Florida band Home Is Where headlines their first tour in support of their sophomore album, “The Whaler”. While the group navigates the tour’s day-to-day, they must also reckon with what it means to be led by two Trans women traveling around their home as it becomes increasingly less hospitable.

Hao Zhou (they/them) is an Ohio-based filmmaker originally from Southwest China. Their films include narrative and nonfiction works, often exploring queer and feminist themes in underrepresented regions. An alum of Berlinale Talents, Zhou has screened films at the Berlinale, Locarno, Rotterdam, SXSW, and other venues.

All fixed up

Navigating life between the rural U.S. Midwest and China, Hao agrees to participate in a complicated masquerade, seeking a path to emotional healing in the face of a tense future.

Saelyx Finna (she/they) is a dream-centric filmmaker and writer based in Akron, Ohio.
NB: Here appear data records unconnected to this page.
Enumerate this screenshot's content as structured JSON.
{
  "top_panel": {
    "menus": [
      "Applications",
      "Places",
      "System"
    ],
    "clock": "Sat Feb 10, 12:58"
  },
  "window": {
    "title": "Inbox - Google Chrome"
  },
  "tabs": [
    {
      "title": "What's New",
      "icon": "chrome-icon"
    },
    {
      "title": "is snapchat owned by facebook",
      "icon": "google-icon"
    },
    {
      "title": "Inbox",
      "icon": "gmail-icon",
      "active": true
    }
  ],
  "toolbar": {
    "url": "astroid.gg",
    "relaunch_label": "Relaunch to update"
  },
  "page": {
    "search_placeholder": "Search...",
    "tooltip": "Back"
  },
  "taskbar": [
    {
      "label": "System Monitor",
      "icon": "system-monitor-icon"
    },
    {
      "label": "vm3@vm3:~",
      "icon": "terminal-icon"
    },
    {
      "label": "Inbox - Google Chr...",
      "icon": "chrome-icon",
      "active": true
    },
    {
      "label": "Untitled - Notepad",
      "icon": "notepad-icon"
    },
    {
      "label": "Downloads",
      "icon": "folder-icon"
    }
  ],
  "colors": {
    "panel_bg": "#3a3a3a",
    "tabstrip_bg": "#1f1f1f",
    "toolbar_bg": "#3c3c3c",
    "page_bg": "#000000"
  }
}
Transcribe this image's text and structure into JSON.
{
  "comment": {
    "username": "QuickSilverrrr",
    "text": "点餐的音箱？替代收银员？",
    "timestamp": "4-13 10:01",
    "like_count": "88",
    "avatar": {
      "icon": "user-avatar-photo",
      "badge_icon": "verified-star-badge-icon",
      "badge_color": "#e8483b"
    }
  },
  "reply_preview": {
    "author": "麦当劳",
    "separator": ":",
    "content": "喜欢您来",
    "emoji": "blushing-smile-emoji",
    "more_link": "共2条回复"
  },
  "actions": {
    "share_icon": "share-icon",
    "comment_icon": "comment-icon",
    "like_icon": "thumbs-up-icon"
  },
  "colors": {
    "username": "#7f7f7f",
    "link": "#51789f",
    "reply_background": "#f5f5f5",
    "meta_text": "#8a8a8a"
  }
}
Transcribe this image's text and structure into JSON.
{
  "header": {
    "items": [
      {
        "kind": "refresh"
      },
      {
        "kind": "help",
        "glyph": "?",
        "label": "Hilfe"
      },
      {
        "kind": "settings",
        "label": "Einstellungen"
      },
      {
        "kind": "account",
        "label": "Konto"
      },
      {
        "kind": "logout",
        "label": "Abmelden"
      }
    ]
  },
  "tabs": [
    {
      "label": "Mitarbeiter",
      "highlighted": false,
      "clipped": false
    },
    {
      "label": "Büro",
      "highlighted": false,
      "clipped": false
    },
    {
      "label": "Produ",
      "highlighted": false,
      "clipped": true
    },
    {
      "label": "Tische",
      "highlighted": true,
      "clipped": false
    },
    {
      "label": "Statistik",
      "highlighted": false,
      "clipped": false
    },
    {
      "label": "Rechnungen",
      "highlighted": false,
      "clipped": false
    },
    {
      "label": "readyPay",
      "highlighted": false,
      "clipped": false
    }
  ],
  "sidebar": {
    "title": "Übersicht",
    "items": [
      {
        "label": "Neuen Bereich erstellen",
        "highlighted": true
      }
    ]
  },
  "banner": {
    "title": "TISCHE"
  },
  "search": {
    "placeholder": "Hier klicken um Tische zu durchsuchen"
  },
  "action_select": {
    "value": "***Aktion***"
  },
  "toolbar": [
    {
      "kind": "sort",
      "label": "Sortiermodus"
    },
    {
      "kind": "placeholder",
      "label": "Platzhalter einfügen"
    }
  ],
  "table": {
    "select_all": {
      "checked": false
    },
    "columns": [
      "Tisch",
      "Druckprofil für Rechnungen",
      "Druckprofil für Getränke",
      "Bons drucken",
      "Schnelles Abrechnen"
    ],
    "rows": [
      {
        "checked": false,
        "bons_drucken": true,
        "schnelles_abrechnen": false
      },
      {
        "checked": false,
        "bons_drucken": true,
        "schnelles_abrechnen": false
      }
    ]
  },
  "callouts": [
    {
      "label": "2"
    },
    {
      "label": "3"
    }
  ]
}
They are the former artistic and executive director for Northwest Film Forum, the independent film center in Seattle. Saelyx is founder and principal at Context Moves, a consultancy specializing in film distribution and impact producing. As an artist and researcher in the emerging space of dream neurotech, Saelyx has published and presented on the neuroethics of dream tech, and received the inaugural Creative Science Nonfiction Accelerator Award from Sandbox Films and Gamechanger Films for Under the Dream.

Under the Dream

Under the Dream is a work of somatic cinema about the stakes for the future of our minds at night.

Jason Rhee (he/him) is a Korean American filmmaker with a passion for telling stories rooted in his childhood and the AAPI community. With a background in screenwriting and comedy, he produced three one-woman shows with comedian Kellye Howard, including directing a sold-out run at the Steppenwolf Theater as part of its 2022 LookOut series. Additionally, Jason is a cinematographer, most recently for PBS WTTW’s “Firsthand” series, which covers topics like migration, peacekeeping, and homelessness.

EJ Lee: All-American

EJ Lee, a Louisiana legend nicknamed by Sports Illustrated as the “Korean Magic Johnson of NCAA women’s basketball,” has been overlooked her entire career. But finally, at the age of 60, EJ receives her first opportunity to become a college head coach and lead an underdog team of young women in West Texas.